Problems after converting from in-text parenthesis style to footnote style, ended up with seemingly "double" set of styles

Hi,

I have a document whose references are messed up after I converted from an in-text parenthesis style (Sage Harvard) to a footnote style (Chicago 16th Footnote). I changed the style by changing the assigned style in the “Style” field on the EndNote tab in Word. Then the in-text references seemingly diseappeared, but the bibliography remained. I then (and I think this is where I mad my big mistake) manually added footnotes and inserted the relevant references in each footnote. Everything seemed fine. But when I decided to delete three references (by deleting the corresponding footnotes), the deleted references still showed up in the bibliography (I did not refer to these references anywhere else in the text). When trying to figure out why the deleted references still showed up in the bibliography I changed the style back again from Chicago 16th Footnote to Sage Harvard. Then I saw that the references I had deleted in Chicago 16th were still there in Sage Harvard! I then deleted the references in Sage Harvard as well, but this did not solve the problem. Instead, after pressing “Update citations and bibliography” in Word, what happened was that the references I had deleted twice (first deleting the Chicago 16th footnote reference, then deleting the Sage Harvard in-text reference) reappeared in the text and all other references appeared as double in-text references. (see attached image: the first reference is supposed to be there, the last three references are the ones that I deleted).

How can I fix this problem without having to delete all traces of EndNote formatting from my document and add the references from scratch?

Thanks in advance!

Marielle

The whole way that one inserts in text citation versus footnotes containing citations is different.  Simply switching between the two does not automatically move the citations from the in-text position to the footnote.  Since the output style has no instructions for the the original in-text inserted endnote field, it “disappears” because the citation has no template.  However it is still there and Endnote will still reflect that citation in the Bibliography, even though it is invisible in the test.  

Now did you then manually inserted footnotes (using Word) and insert the endnote citations again in those footnotes?  

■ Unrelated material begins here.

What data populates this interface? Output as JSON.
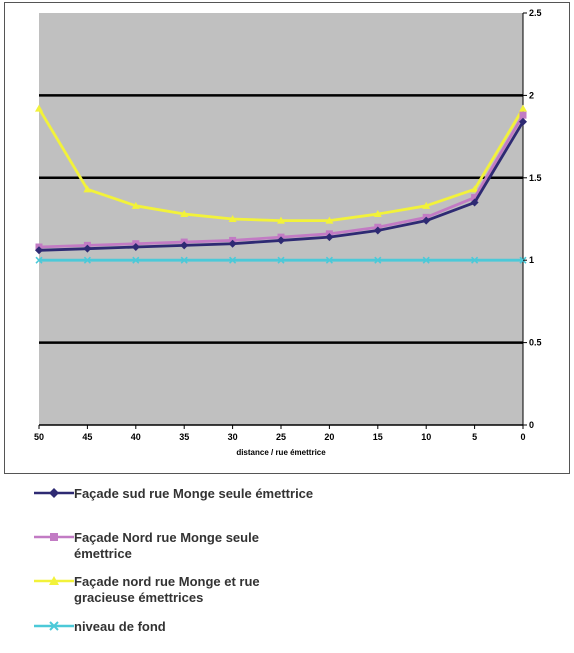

If you see the most recent post from a Moderator inthis thread - they do have some tools that can make this conversion, if you contact them.  However you might currently have a mixed bag. That thread also describes the differences between in-text citations, footnotes, endnotes and numbered styles… 

I can explain what happened, but now sure how to describe how to fix this, although if I had access to the document, I think it is realtively easy to fix.  – When you switched to the footnote style, there is no in-text citation template, so the citations “disappeared” although they are still there.  There are macro’s that can convert in-text citations to footnotes, but it sounds like you are beyond that, having reinserted the new footnotes.  

What I would try, would be to make a copy of the document (I always make copies of the document!) and select the text and use the word facitly to removed the fields from the text.  I don’t think it will touch the footnotes, but that is why you always make a copy first.  (select all text ctrl+A, and then Shift+ctl+f9 to remove the fields ).  

Unformating the document to the curly bracketed fromat will reveal the citations in both in-text (which are hopefully gone) and in the footnotes (which will still be there), so you will be able to tell if you deleted them.  – You should now delete the bibliography (which is now plain text too) then update citations and bibliography and see if the footnotes repopulate your new bibliography.